Construction industry overview
The construction industry covers a wide range of business interests and activities. It is comprised of clients such as house-builders and commercial property developers, designers, material and component suppliers and contractors.
The property industry overlaps but refers more to the sale and management of properties, including letting and redevelopment.
Chartered surveyors deal with the assessment and management of physical assets such as building valuation, commercial property management, dispute resolution or even antique and fine art valuation.
Civil engineers investigate sites for projects, analyse rock and soil samples, predict the effects on the environment and consult the local community. They will then recommend the best option and begin the design process.
Architects design buildings and changes to existing buildings while also providing advice for the preservation of older structures. The most high profile architects are invited to design in prestigious locations with their signature style.
Large commercial properties and flat complexes require full time management to deal with maintenance, security, cleaning and administrative issues such as post delivery.

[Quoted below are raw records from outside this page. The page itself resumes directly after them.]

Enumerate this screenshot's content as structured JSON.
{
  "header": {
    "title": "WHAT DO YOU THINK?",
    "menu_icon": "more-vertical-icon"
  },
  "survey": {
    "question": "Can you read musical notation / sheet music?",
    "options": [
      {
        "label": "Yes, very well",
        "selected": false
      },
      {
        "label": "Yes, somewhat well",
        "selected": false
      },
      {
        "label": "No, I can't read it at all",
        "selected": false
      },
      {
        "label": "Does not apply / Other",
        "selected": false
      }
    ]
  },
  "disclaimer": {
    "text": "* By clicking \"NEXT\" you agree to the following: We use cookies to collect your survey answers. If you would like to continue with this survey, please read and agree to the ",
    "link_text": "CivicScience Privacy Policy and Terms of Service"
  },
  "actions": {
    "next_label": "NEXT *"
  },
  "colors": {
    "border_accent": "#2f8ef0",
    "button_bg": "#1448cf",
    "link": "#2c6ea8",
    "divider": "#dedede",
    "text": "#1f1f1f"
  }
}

"If a building looks better under construction than it does when finished, then it's a failure." - Douglas Coupland, novelist.
Did you know?
Chester Square in Belgravia, London, is the most expensive place to live in the UK with the average property there costing £6.6 million in 2010.

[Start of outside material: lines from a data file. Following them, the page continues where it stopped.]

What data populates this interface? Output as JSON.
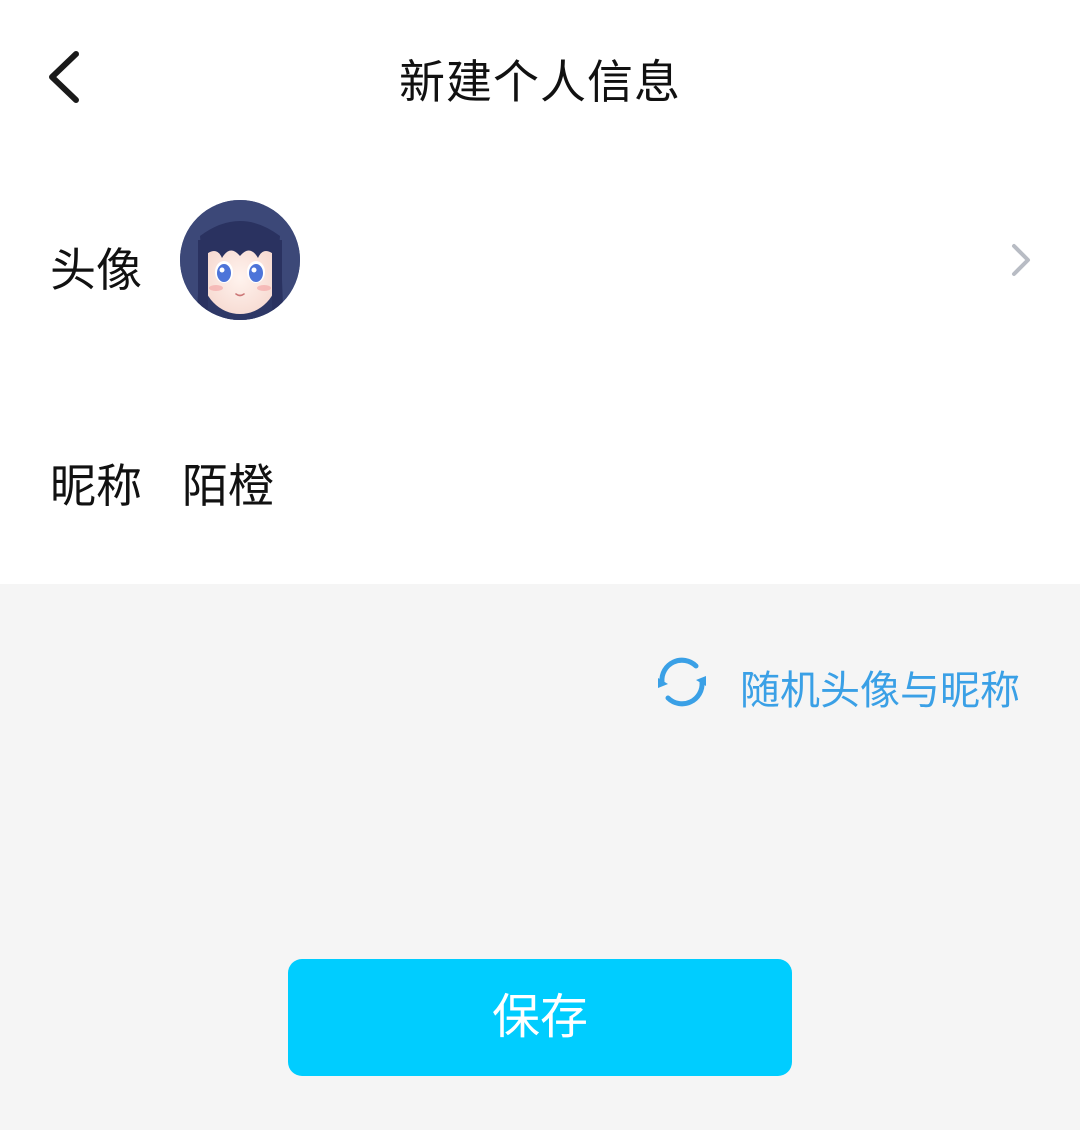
{
  "header": {
    "title": "新建个人信息",
    "back_icon": "chevron-left-icon"
  },
  "form": {
    "avatar": {
      "label": "头像",
      "image": "anime-girl-avatar",
      "chevron_icon": "chevron-right-icon"
    },
    "nickname": {
      "label": "昵称",
      "value": "陌橙"
    }
  },
  "random": {
    "icon": "refresh-icon",
    "label": "随机头像与昵称"
  },
  "save": {
    "label": "保存"
  },
  "colors": {
    "accent": "#00cdff",
    "link": "#3aa0e6",
    "background": "#f5f5f5",
    "card": "#ffffff"
  }
}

Subjects such as civil engineering, building and construction management are all ideal degrees for entry to construction. Property sales and management do not require any specific degrees.
A saying in the construction industry goes "measure twice, cut once": close attention to detail is vital. Technical and practical skills, problem-solving and logical thinking are essential. An aptitude for maths or physics can boost opportunities.
Working in property requires solid management skills and excellent communication, particular for sales and letting agents.
To qualify as a chartered surveyor the Assessment of Professional Competence (APC) is a two year on the job training programme run under the guidance of the Royal Institution of Chartered Surveyors (RICS).
When you start working in construction there will be plenty of options open to you to learn on the job and it is vital you take them. The industry is a constantly evolving with new practices and techniques being developed all the time.
UK construction has a global reputation for world class design, inspired architecture and the highest quality building which can lead to opportunities to work on projects abroad, particularly for surveyors and architects.
By working overseas or in areas such property fund management you can potentially earn much more but the opportunity to specialise in some of the more technical disciplines may not be available.
Right for you?
The demand for housing and the continued regeneration of towns and cities mean this is an industry with a sustainable future. A rounded work/life balance is normally easy to maintain.